Technological churn, political upheaval and culture’s shifting sands, have left us clutching at hollow bags of watery ideas. We aren’t the social media generation but are dictated by it nonetheless. We aren’t careerists, but we aren’t extroverted enough to turn minor jobs into major feats either. We can’t laugh at the jokes we used to, nor can we submit to the frightening speed at which workplaces function or fall into dysfunction. We weren’t inside gyms in our teens or twenties, as much as we aren’t inside cafes pretending to type away semi-important things. We like to glide, because we were made and raised by borders as much as the reluctant experiments that helped us cross some. Breaking, maybe, was never our thing.
Millennials have never been as carefree or impulsive as the generation that has followed them. We have had to literally look for our destinations in the dark, feel them before hesitantly accommodating them. From relationships to jobs, from political choices to aesthetical indulgences, modesty has remained a cornerstone to most of our decisions. But as Gayathri Jayaraman’s book Who Me, Poor? illustrates, even millennials have been coaxed into seeking validation. We feel left out (FOMO if you absolutely want to) but also find it silly having to do any of it. We are both old-school and new-age, confused but also attached to our designs. It takes a lot to break out of patterns, even longer to break out of prejudices seeped in caste, culture and class. But we’re getting there.
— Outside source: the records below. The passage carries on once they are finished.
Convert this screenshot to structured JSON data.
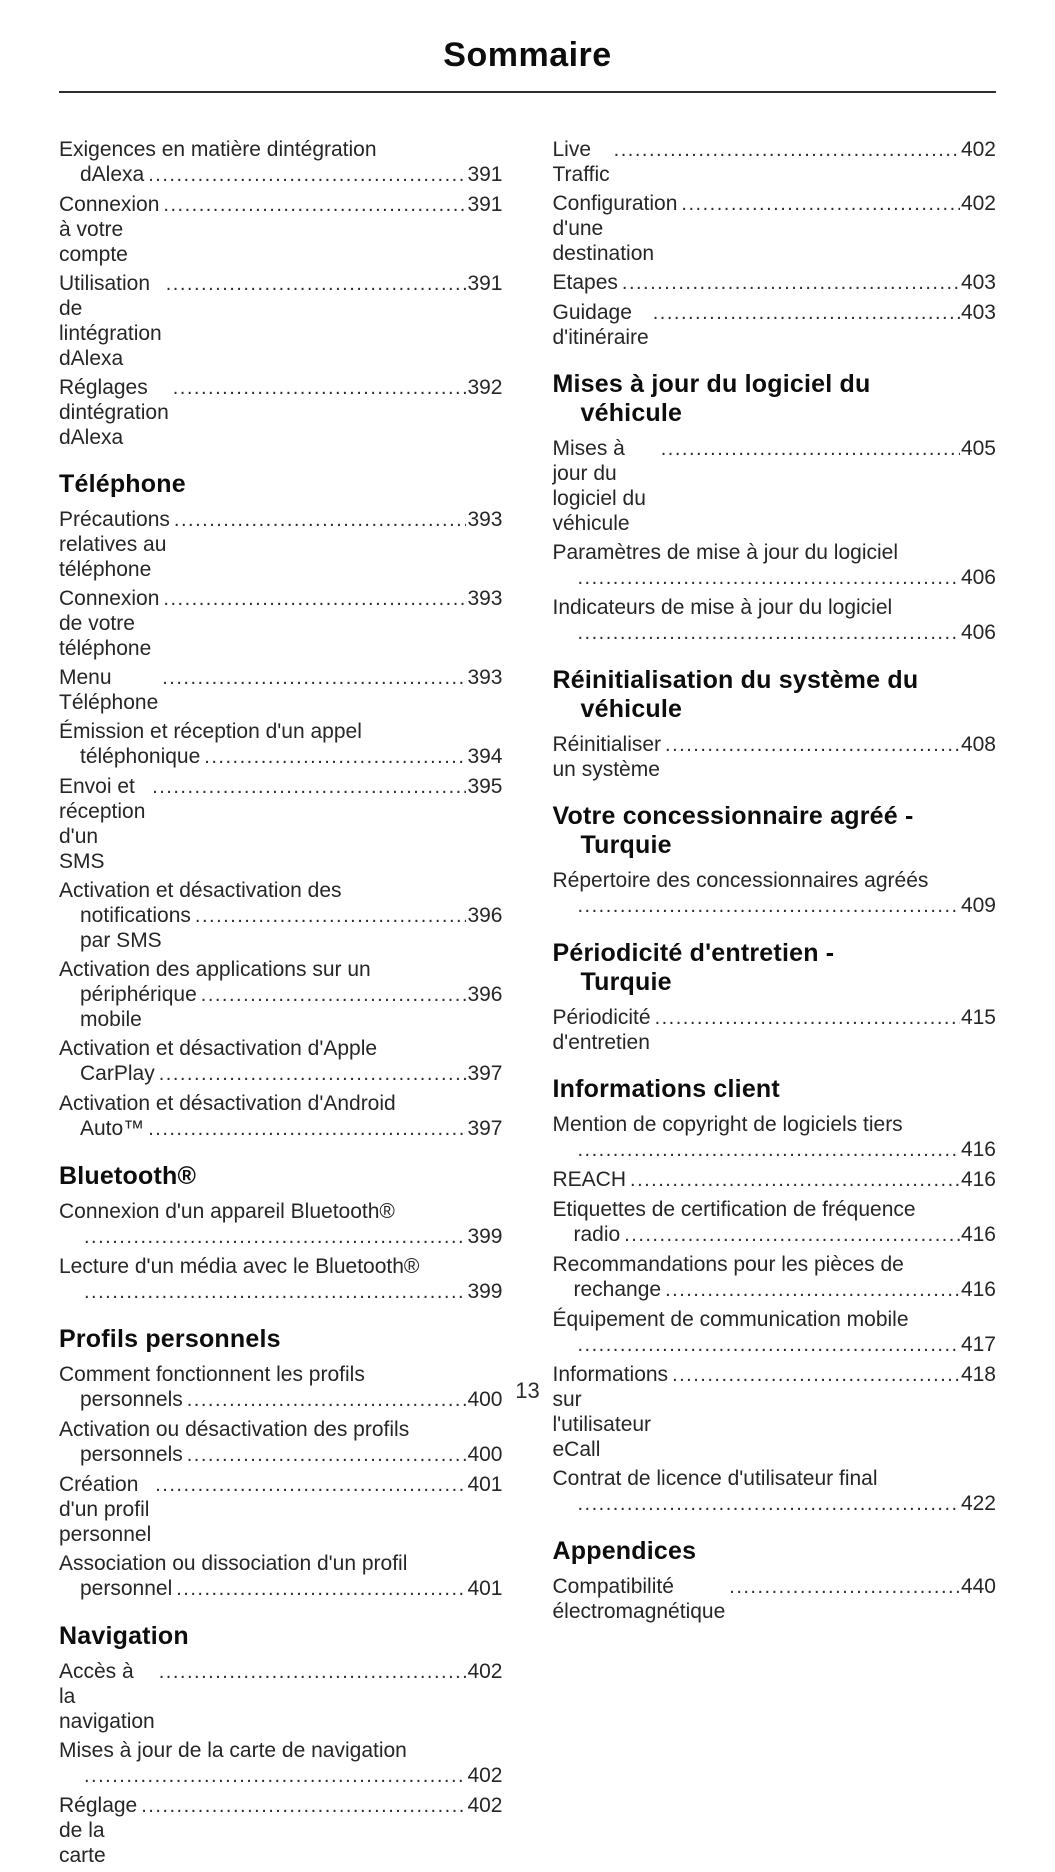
{
  "page": {
    "title": "Sommaire",
    "page_number": "13"
  },
  "toc": {
    "columns": [
      {
        "blocks": [
          {
            "heading": null,
            "entries": [
              {
                "lines": [
                  {
                    "text": "Exigences en matière dintégration"
                  },
                  {
                    "text": "dAlexa",
                    "page": "391"
                  }
                ]
              },
              {
                "lines": [
                  {
                    "text": "Connexion à votre compte",
                    "page": "391"
                  }
                ]
              },
              {
                "lines": [
                  {
                    "text": "Utilisation de lintégration dAlexa",
                    "page": "391"
                  }
                ]
              },
              {
                "lines": [
                  {
                    "text": "Réglages dintégration dAlexa",
                    "page": "392"
                  }
                ]
              }
            ]
          },
          {
            "heading": [
              "Téléphone"
            ],
            "entries": [
              {
                "lines": [
                  {
                    "text": "Précautions relatives au téléphone",
                    "page": "393"
                  }
                ]
              },
              {
                "lines": [
                  {
                    "text": "Connexion de votre téléphone",
                    "page": "393"
                  }
                ]
              },
              {
                "lines": [
                  {
                    "text": "Menu Téléphone",
                    "page": "393"
                  }
                ]
              },
              {
                "lines": [
                  {
                    "text": "Émission et réception d'un appel"
                  },
                  {
                    "text": "téléphonique",
                    "page": "394"
                  }
                ]
              },
              {
                "lines": [
                  {
                    "text": "Envoi et réception d'un SMS",
                    "page": "395"
                  }
                ]
              },
              {
                "lines": [
                  {
                    "text": "Activation et désactivation des"
                  },
                  {
                    "text": "notifications par SMS",
                    "page": "396"
                  }
                ]
              },
              {
                "lines": [
                  {
                    "text": "Activation des applications sur un"
                  },
                  {
                    "text": "périphérique mobile",
                    "page": "396"
                  }
                ]
              },
              {
                "lines": [
                  {
                    "text": "Activation et désactivation d'Apple"
                  },
                  {
                    "text": "CarPlay",
                    "page": "397"
                  }
                ]
              },
              {
                "lines": [
                  {
                    "text": "Activation et désactivation d'Android"
                  },
                  {
                    "text": "Auto™",
                    "page": "397"
                  }
                ]
              }
            ]
          },
          {
            "heading": [
              "Bluetooth®"
            ],
            "entries": [
              {
                "lines": [
                  {
                    "text": "Connexion d'un appareil Bluetooth®"
                  },
                  {
                    "text": "",
                    "page": "399"
                  }
                ]
              },
              {
                "lines": [
                  {
                    "text": "Lecture d'un média avec le Bluetooth®"
                  },
                  {
                    "text": "",
                    "page": "399"
                  }
                ]
              }
            ]
          },
          {
            "heading": [
              "Profils personnels"
            ],
            "entries": [
              {
                "lines": [
                  {
                    "text": "Comment fonctionnent les profils"
                  },
                  {
                    "text": "personnels",
                    "page": "400"
                  }
                ]
              },
              {
                "lines": [
                  {
                    "text": "Activation ou désactivation des profils"
                  },
                  {
                    "text": "personnels",
                    "page": "400"
                  }
                ]
              },
              {
                "lines": [
                  {
                    "text": "Création d'un profil personnel",
                    "page": "401"
                  }
                ]
              },
              {
                "lines": [
                  {
                    "text": "Association ou dissociation d'un profil"
                  },
                  {
                    "text": "personnel",
                    "page": "401"
                  }
                ]
              }
            ]
          },
          {
            "heading": [
              "Navigation"
            ],
            "entries": [
              {
                "lines": [
                  {
                    "text": "Accès à la navigation",
                    "page": "402"
                  }
                ]
              },
              {
                "lines": [
                  {
                    "text": "Mises à jour de la carte de navigation"
                  },
                  {
                    "text": "",
                    "page": "402"
                  }
                ]
              },
              {
                "lines": [
                  {
                    "text": "Réglage de la carte",
                    "page": "402"
                  }
                ]
              }
            ]
          }
        ]
      },
      {
        "blocks": [
          {
            "heading": null,
            "entries": [
              {
                "lines": [
                  {
                    "text": "Live Traffic",
                    "page": "402"
                  }
                ]
              },
              {
                "lines": [
                  {
                    "text": "Configuration d'une destination",
                    "page": "402"
                  }
                ]
              },
              {
                "lines": [
                  {
                    "text": "Etapes",
                    "page": "403"
                  }
                ]
              },
              {
                "lines": [
                  {
                    "text": "Guidage d'itinéraire",
                    "page": "403"
                  }
                ]
              }
            ]
          },
          {
            "heading": [
              "Mises à jour du logiciel du",
              "véhicule"
            ],
            "entries": [
              {
                "lines": [
                  {
                    "text": "Mises à jour du logiciel du véhicule",
                    "page": "405"
                  }
                ]
              },
              {
                "lines": [
                  {
                    "text": "Paramètres de mise à jour du logiciel"
                  },
                  {
                    "text": "",
                    "page": "406"
                  }
                ]
              },
              {
                "lines": [
                  {
                    "text": "Indicateurs de mise à jour du logiciel"
                  },
                  {
                    "text": "",
                    "page": "406"
                  }
                ]
              }
            ]
          },
          {
            "heading": [
              "Réinitialisation du système du",
              "véhicule"
            ],
            "entries": [
              {
                "lines": [
                  {
                    "text": "Réinitialiser un système",
                    "page": "408"
                  }
                ]
              }
            ]
          },
          {
            "heading": [
              "Votre concessionnaire agréé -",
              "Turquie"
            ],
            "entries": [
              {
                "lines": [
                  {
                    "text": "Répertoire des concessionnaires agréés"
                  },
                  {
                    "text": "",
                    "page": "409"
                  }
                ]
              }
            ]
          },
          {
            "heading": [
              "Périodicité d'entretien -",
              "Turquie"
            ],
            "entries": [
              {
                "lines": [
                  {
                    "text": "Périodicité d'entretien",
                    "page": "415"
                  }
                ]
              }
            ]
          },
          {
            "heading": [
              "Informations client"
            ],
            "entries": [
              {
                "lines": [
                  {
                    "text": "Mention de copyright de logiciels tiers"
                  },
                  {
                    "text": "",
                    "page": "416"
                  }
                ]
              },
              {
                "lines": [
                  {
                    "text": "REACH",
                    "page": "416"
                  }
                ]
              },
              {
                "lines": [
                  {
                    "text": "Etiquettes de certification de fréquence"
                  },
                  {
                    "text": "radio",
                    "page": "416"
                  }
                ]
              },
              {
                "lines": [
                  {
                    "text": "Recommandations pour les pièces de"
                  },
                  {
                    "text": "rechange",
                    "page": "416"
                  }
                ]
              },
              {
                "lines": [
                  {
                    "text": "Équipement de communication mobile"
                  },
                  {
                    "text": "",
                    "page": "417"
                  }
                ]
              },
              {
                "lines": [
                  {
                    "text": "Informations sur l'utilisateur eCall",
                    "page": "418"
                  }
                ]
              },
              {
                "lines": [
                  {
                    "text": "Contrat de licence d'utilisateur final"
                  },
                  {
                    "text": "",
                    "page": "422"
                  }
                ]
              }
            ]
          },
          {
            "heading": [
              "Appendices"
            ],
            "entries": [
              {
                "lines": [
                  {
                    "text": "Compatibilité électromagnétique",
                    "page": "440"
                  }
                ]
              }
            ]
          }
        ]
      }
    ]
  }
}
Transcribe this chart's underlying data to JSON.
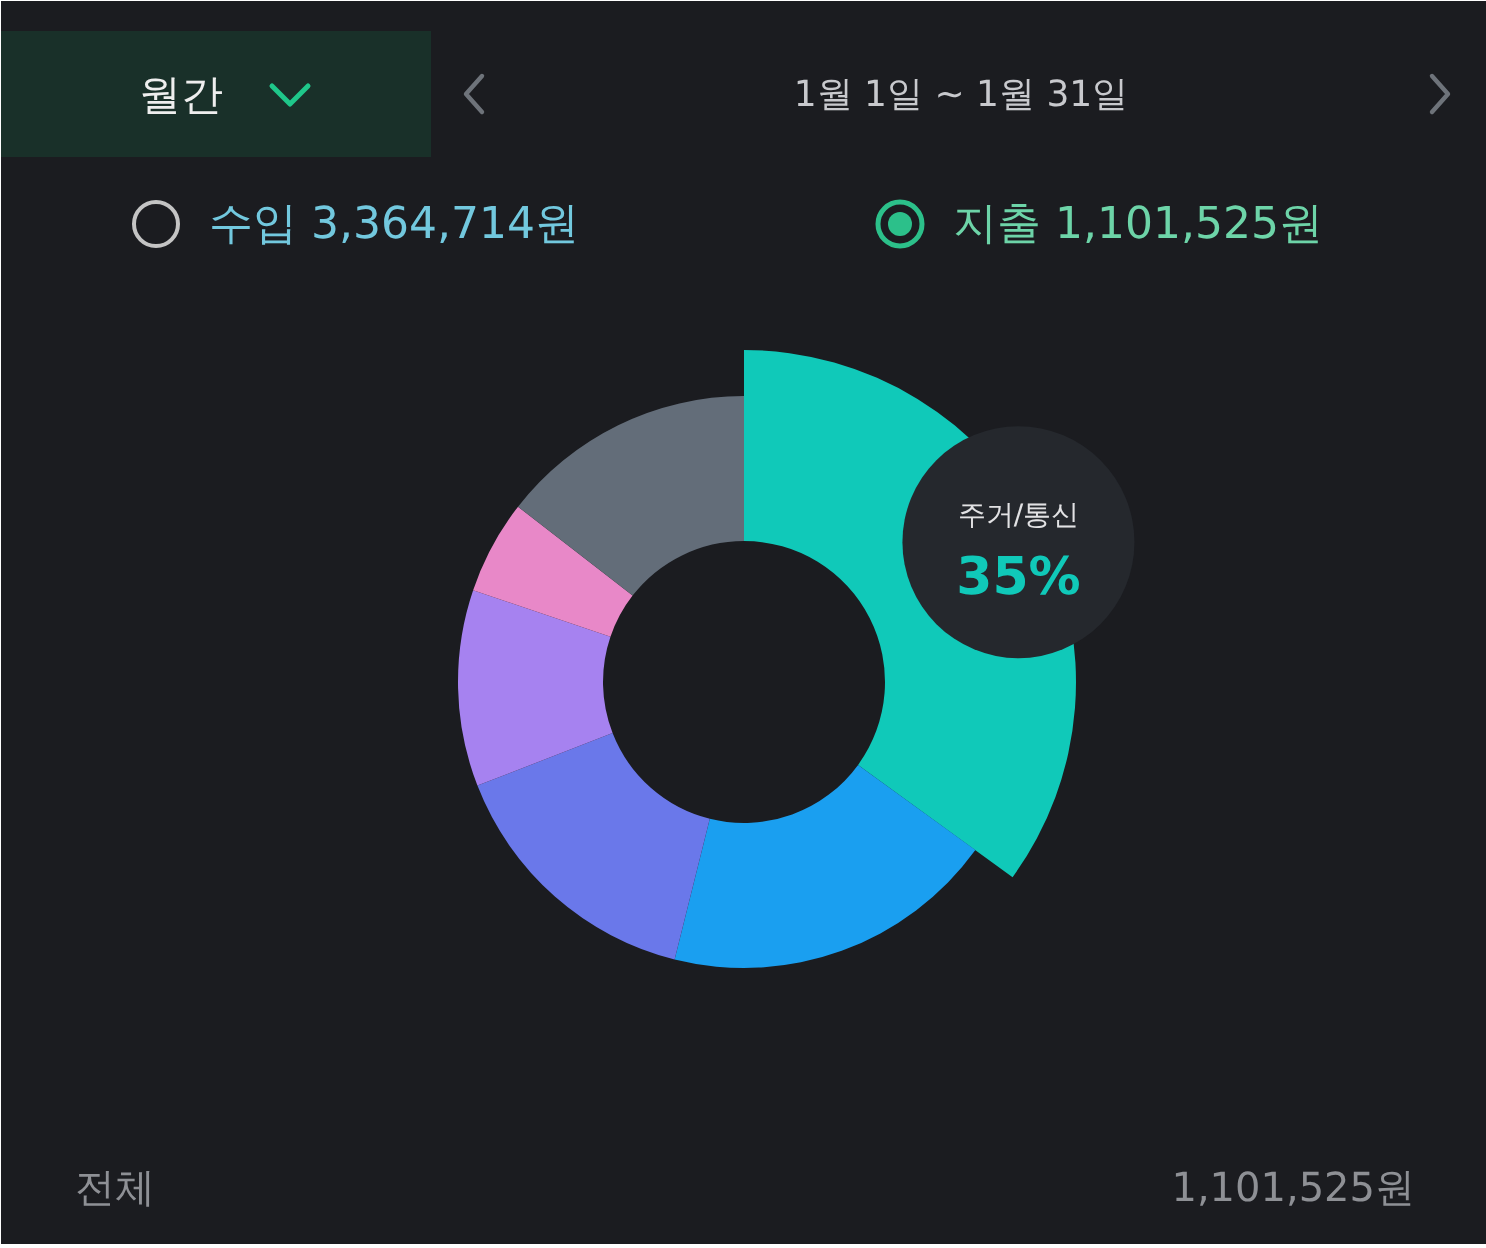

To most Indian millennials baffled by the audacity, and point-blank attitude of the younger generation, we must urge temperament. To the dated ideas of the ones who came before us, we must continue to offer a stage. We must also accept our role as shapeshifters, people who help tide over an age of uncertainty by becoming what it demands. We have grown on drizzly ideas of love, the virtue of permanence and the fickleness of conflict. To us, the most important events, still occur off of social media platforms, inside rooms and attics where we spend nights talking, chowing food that is filling as opposed to ‘grammable’. Our dreams might not have known fancy destinations, but they were mixed in pots without vanity. “All that is transitory is but a metaphor,” Goethe once wrote. We might feel unmoored, undecided, between a rock and a hard place all the time, but we have in our way shaped this country, by enduring its transitional turbulence.